What precautions can be taken to avoid getting compromised due to the proprietary radio stack?

RE: What precautions can be taken to avoid getting compromised due to the proprietary radio stack?

Avamander — Tue, 11 Dec 2018 13:28:08 GMT

Thanks for the reply!

RE: What precautions can be taken to avoid getting compromised due to the proprietary radio stack?

haakonsh — Tue, 11 Dec 2018 09:11:57 GMT

All RAM used by the SoftDevice (0x2000000 to APP_RAM_BASE - 1) is protected using the MWU. See section 'Memory isolation and runtime protection ' in the s140 sds

RE: What precautions can be taken to avoid getting compromised due to the proprietary radio stack?

Avamander — Mon, 10 Dec 2018 15:13:14 GMT

But how would one avoid malicious reads of RAM that could be caused by a bug in SDs? Or is that not a risk?

RE: What precautions can be taken to avoid getting compromised due to the proprietary radio stack?

haakonsh — Mon, 10 Dec 2018 13:56:31 GMT

You need to use a secure DFU with a secure bootloader, use the latest version of our SoftDevices, use LE Secure Connections, and enable readback protection.
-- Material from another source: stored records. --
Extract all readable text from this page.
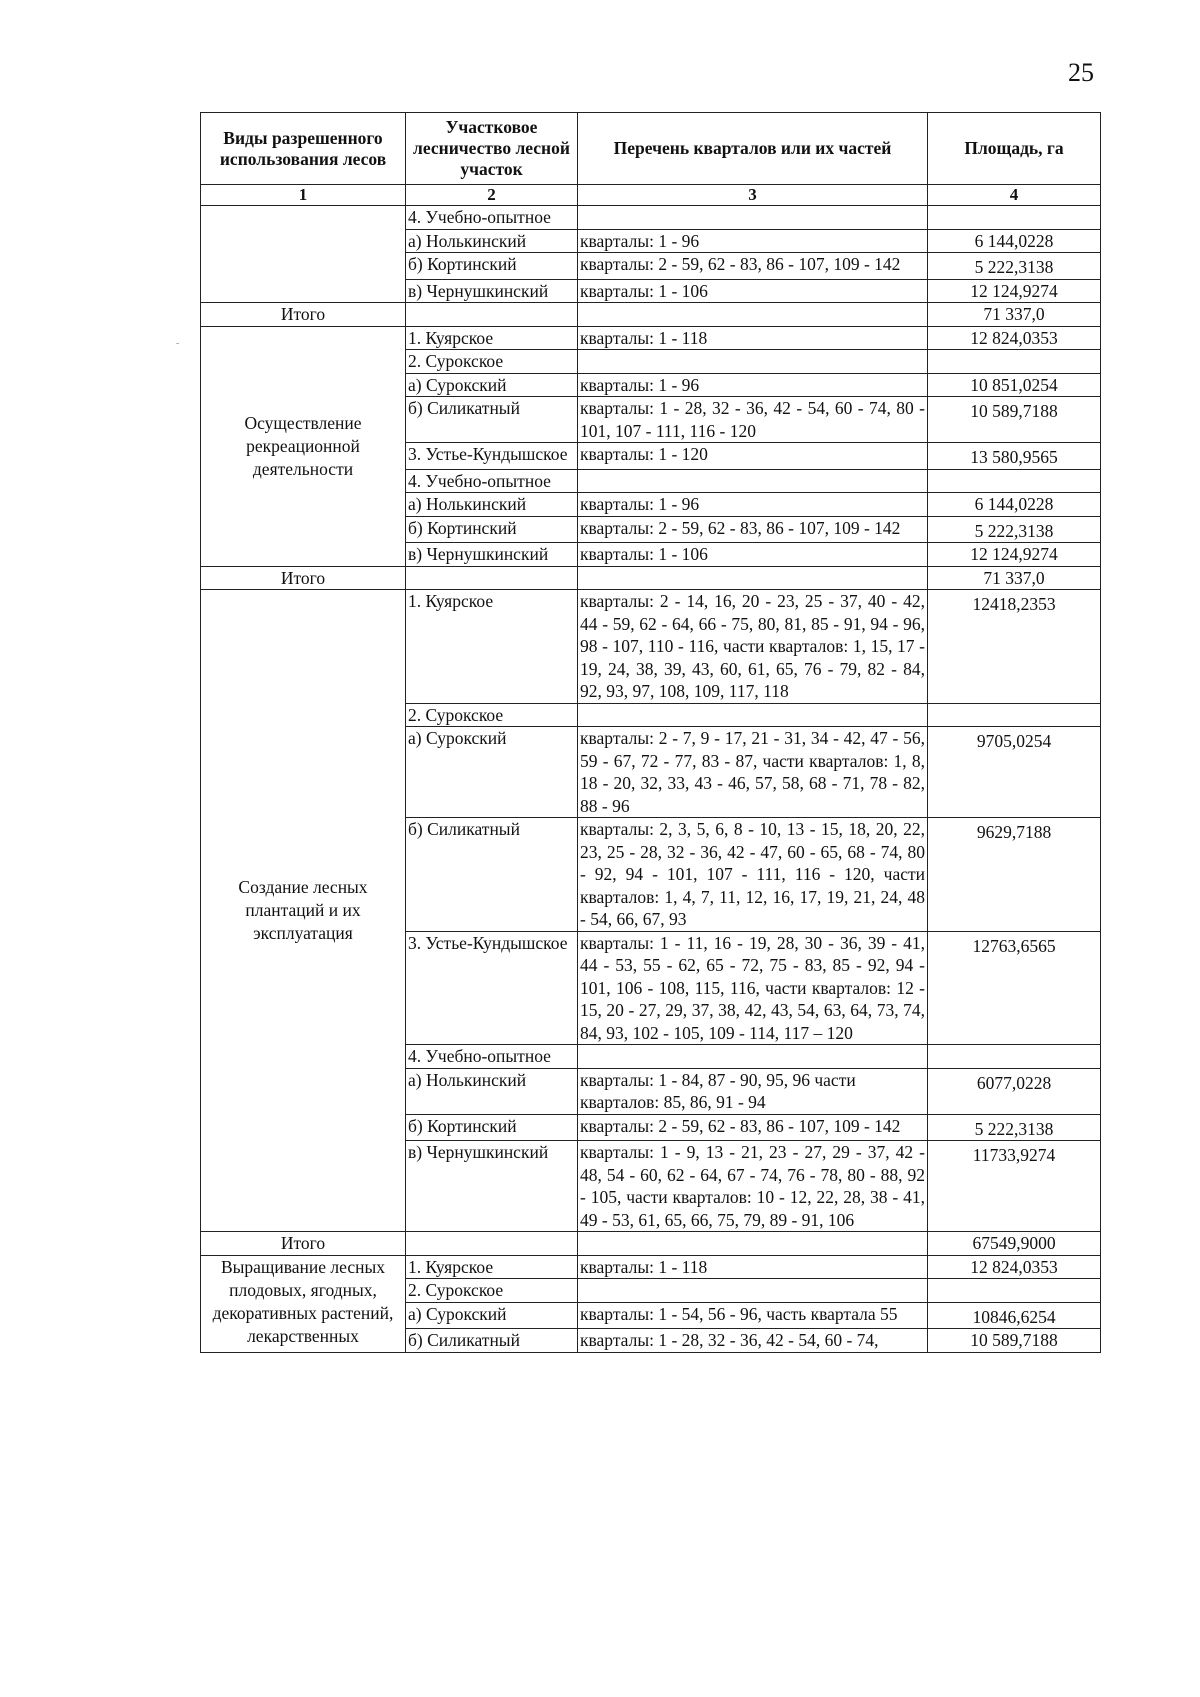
25
-
Виды разрешенного использования лесов	Участковое лесничество лесной участок	Перечень кварталов или их частей	Площадь, га
1	2	3	4
	4. Учебно-опытное		
	а) Нолькинский	кварталы: 1 - 96	6 144,0228
	б) Кортинский	кварталы: 2 - 59, 62 - 83, 86 - 107, 109 - 142	5 222,3138
	в) Чернушкинский	кварталы: 1 - 106	12 124,9274
Итого			71 337,0
Осуществление рекреационной деятельности	1. Куярское	кварталы: 1 - 118	12 824,0353
	2. Сурокское		
	а) Сурокский	кварталы: 1 - 96	10 851,0254
	б) Силикатный	кварталы: 1 - 28, 32 - 36, 42 - 54, 60 - 74, 80 - 101, 107 - 111, 116 - 120	10 589,7188
	3. Устье-Кундышское	кварталы: 1 - 120	13 580,9565
	4. Учебно-опытное		
	а) Нолькинский	кварталы: 1 - 96	6 144,0228
	б) Кортинский	кварталы: 2 - 59, 62 - 83, 86 - 107, 109 - 142	5 222,3138
	в) Чернушкинский	кварталы: 1 - 106	12 124,9274
Итого			71 337,0
Создание лесных плантаций и их эксплуатация	1. Куярское	кварталы: 2 - 14, 16, 20 - 23, 25 - 37, 40 - 42, 44 - 59, 62 - 64, 66 - 75, 80, 81, 85 - 91, 94 - 96, 98 - 107, 110 - 116, части кварталов: 1, 15, 17 - 19, 24, 38, 39, 43, 60, 61, 65, 76 - 79, 82 - 84, 92, 93, 97, 108, 109, 117, 118	12418,2353
	2. Сурокское		
	а) Сурокский	кварталы: 2 - 7, 9 - 17, 21 - 31, 34 - 42, 47 - 56, 59 - 67, 72 - 77, 83 - 87, части кварталов: 1, 8, 18 - 20, 32, 33, 43 - 46, 57, 58, 68 - 71, 78 - 82, 88 - 96	9705,0254
	б) Силикатный	кварталы: 2, 3, 5, 6, 8 - 10, 13 - 15, 18, 20, 22, 23, 25 - 28, 32 - 36, 42 - 47, 60 - 65, 68 - 74, 80 - 92, 94 - 101, 107 - 111, 116 - 120, части кварталов: 1, 4, 7, 11, 12, 16, 17, 19, 21, 24, 48 - 54, 66, 67, 93	9629,7188
	3. Устье-Кундышское	кварталы: 1 - 11, 16 - 19, 28, 30 - 36, 39 - 41, 44 - 53, 55 - 62, 65 - 72, 75 - 83, 85 - 92, 94 - 101, 106 - 108, 115, 116, части кварталов: 12 - 15, 20 - 27, 29, 37, 38, 42, 43, 54, 63, 64, 73, 74, 84, 93, 102 - 105, 109 - 114, 117 – 120	12763,6565
	4. Учебно-опытное		
	а) Нолькинский	кварталы: 1 - 84, 87 - 90, 95, 96 части кварталов: 85, 86, 91 - 94	6077,0228
	б) Кортинский	кварталы: 2 - 59, 62 - 83, 86 - 107, 109 - 142	5 222,3138
	в) Чернушкинский	кварталы: 1 - 9, 13 - 21, 23 - 27, 29 - 37, 42 - 48, 54 - 60, 62 - 64, 67 - 74, 76 - 78, 80 - 88, 92 - 105, части кварталов: 10 - 12, 22, 28, 38 - 41, 49 - 53, 61, 65, 66, 75, 79, 89 - 91, 106	11733,9274
Итого			67549,9000
Выращивание лесных плодовых, ягодных, декоративных растений, лекарственных	1. Куярское	кварталы: 1 - 118	12 824,0353
	2. Сурокское		
	а) Сурокский	кварталы: 1 - 54, 56 - 96, часть квартала 55	10846,6254
	б) Силикатный	кварталы: 1 - 28, 32 - 36, 42 - 54, 60 - 74,	10 589,7188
The nRF52840 has an ACL — Access control lists that can prevent the CPU from reading and/or writing to a region of flash. ie you can protect you application from getting overwritten by malicious code. The only way to disable the ACL is to reset the device. It's then up to your secure bootloader to enable the ACL and verifying the application before booting it.

The nRF52840 also has an ARM CC310 cryptocell that enables the MCU to establish a root of trust in a key stored in flash. The secure bootloader can store a key in the CC310s SRAM and use ACL to prevent the CPU from reading the key that is stored in flash.
The only way to get to this key is an optical read of the flash.